2.02.2012

Breaking Barriers




If you've been following my blog for any amount of time, you probably know my life on the bike is all about the watts.  I got a power meter after riding for about two years so at this point I have more data with power than without.  

I improved quickly when I started cycling, and I got my threshold (power you can hold for one hour)  up to 280 watts within 2 years. Once that happened, I wanted to break 300 watts for an hour and figured it would happen within the next year.

Nope.  

No big deal.  I knew I hadn't been cycling all that long and that was a big number so I kept chasing it....and kept coming up short.  Soon this number began to feel more like a mental barrier than a physical one.  I was convinced I could do it physically, but every time I tried I came up short. 290.....295.....but never 300+.  Time trial after time trail.  Test after test. Race after race. Always a little short.

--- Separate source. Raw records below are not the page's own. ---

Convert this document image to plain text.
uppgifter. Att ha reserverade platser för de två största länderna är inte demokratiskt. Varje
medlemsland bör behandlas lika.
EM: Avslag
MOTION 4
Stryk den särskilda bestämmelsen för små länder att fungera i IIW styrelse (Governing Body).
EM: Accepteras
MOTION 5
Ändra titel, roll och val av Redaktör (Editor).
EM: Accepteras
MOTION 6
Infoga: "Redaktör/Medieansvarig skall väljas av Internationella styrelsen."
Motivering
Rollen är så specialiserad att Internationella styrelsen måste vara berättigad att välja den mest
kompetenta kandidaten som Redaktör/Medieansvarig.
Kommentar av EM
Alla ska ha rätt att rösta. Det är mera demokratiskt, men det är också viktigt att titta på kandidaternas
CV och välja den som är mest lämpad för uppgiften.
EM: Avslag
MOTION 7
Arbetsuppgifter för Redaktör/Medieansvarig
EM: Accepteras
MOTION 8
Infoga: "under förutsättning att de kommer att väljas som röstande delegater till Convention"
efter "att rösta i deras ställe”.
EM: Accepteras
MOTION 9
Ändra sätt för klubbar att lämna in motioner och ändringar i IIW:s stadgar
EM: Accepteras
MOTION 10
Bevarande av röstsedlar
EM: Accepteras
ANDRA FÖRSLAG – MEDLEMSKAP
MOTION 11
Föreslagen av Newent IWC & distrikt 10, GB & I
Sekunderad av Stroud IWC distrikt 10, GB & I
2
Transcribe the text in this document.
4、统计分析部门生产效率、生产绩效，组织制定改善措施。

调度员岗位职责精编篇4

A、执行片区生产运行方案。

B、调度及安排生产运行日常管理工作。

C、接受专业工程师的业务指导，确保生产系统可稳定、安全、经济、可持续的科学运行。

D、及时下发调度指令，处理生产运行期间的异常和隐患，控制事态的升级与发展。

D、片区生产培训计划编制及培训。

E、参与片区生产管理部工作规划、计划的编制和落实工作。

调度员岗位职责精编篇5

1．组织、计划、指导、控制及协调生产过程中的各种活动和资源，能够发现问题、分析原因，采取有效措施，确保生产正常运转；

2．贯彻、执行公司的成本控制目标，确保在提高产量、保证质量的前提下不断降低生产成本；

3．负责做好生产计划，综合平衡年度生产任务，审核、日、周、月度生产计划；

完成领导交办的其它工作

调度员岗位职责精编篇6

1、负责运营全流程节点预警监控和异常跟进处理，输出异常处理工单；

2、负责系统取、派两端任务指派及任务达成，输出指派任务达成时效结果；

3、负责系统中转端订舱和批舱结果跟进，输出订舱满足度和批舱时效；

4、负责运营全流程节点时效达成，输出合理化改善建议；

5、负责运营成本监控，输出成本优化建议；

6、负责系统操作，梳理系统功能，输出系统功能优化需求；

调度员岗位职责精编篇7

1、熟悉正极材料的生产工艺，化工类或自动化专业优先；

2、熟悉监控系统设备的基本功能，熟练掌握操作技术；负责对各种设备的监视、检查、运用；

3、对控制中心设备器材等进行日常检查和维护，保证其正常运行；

I should explain that the goal is to hold 300 or more watts for one hour.  Not estimate that I can do it with a 20 minute threshold test, where you go as hard as you can for 20 minutes and multiply that number by 95% and that is supposedly your one-hour power.  That test, for me and I think a lot of others, overstates your threshold.  If you want to know your one-hour power, ride as hard as you can for one hour.  It's simple.   It's a killer workout, and you take the guess work out of it and you get your real threshold power to base your zones off of, you get in a great workout, and you'll learn a lot about pacing and what you're capable of and how hard you can push yourself.  Pushing yourself for 20 minutes is easy.  Doing it for 60 minutes isn't.   

I've done the 20 minute tests and they've indicated I should be able to hold 300+ watts for an hour......but I never could.  And until you actually do it, you haven't done it.

Saturday, the 28th, I finally did it.  FINALLY!  I had a one-hour threshold test planned on the trainer in the basement.  300 or bust.  The plan was to start around 280 watts for a couple of minutes and build slowly to 300 and try to finish the last 10-15 minutes at about 310-315.  

Yellow is power, Red is heart rate.
 


303 watts for 60 minutes.  I executed my plan perfectly, and it worked like a champ.

It was tough, no doubt about it, but I finally hit my number and broke through the barrier.  And the best part is that I finished feeling like there was more in the tank.  Not sure how much more, but I had a few more watts in me. That makes me want to round up and plug my new threshold in as 305 watts.  But like I said, until you do it, you haven't done it.  So right now my threshold in WKO+ says 303 watts.  


"I never round up."  - from Shit Triathletes Say.  I'm guilty of A LOT of the things in that video.  It's very funny.  Check it out, if you haven't seen it.

I give the credit to my new favorite threshold workout: 90 at 90, I call it.  I like simple workouts, and that's exactly what this is.  Warm up, do 90 minutes at 90% of threshold, cool down.


It's simple, but not easy.  Not by a long shot.  But it makes so much sense to me.  It's sub-threshold so it's not as mentally and physically taxing right away.  It gets there, but it takes a while.  By then, you've put in some time so I think that helps mentally as well.  I'm more likely to pull the plug on a workout if I'm suffering only 5 minutes in.  But if I'm 50 minutes in before the pain really kicks in, I'm much more likely to keep pushing.  I tell myself things like, "I didn't work hard for 50 minutes to quit early."  

Plus, it teaches you to ride hard for a long time which is great half ironman training....and half ironman training is great ironman training.  


Next goal = 310.  I hope I don't have to wait 4 years for that one.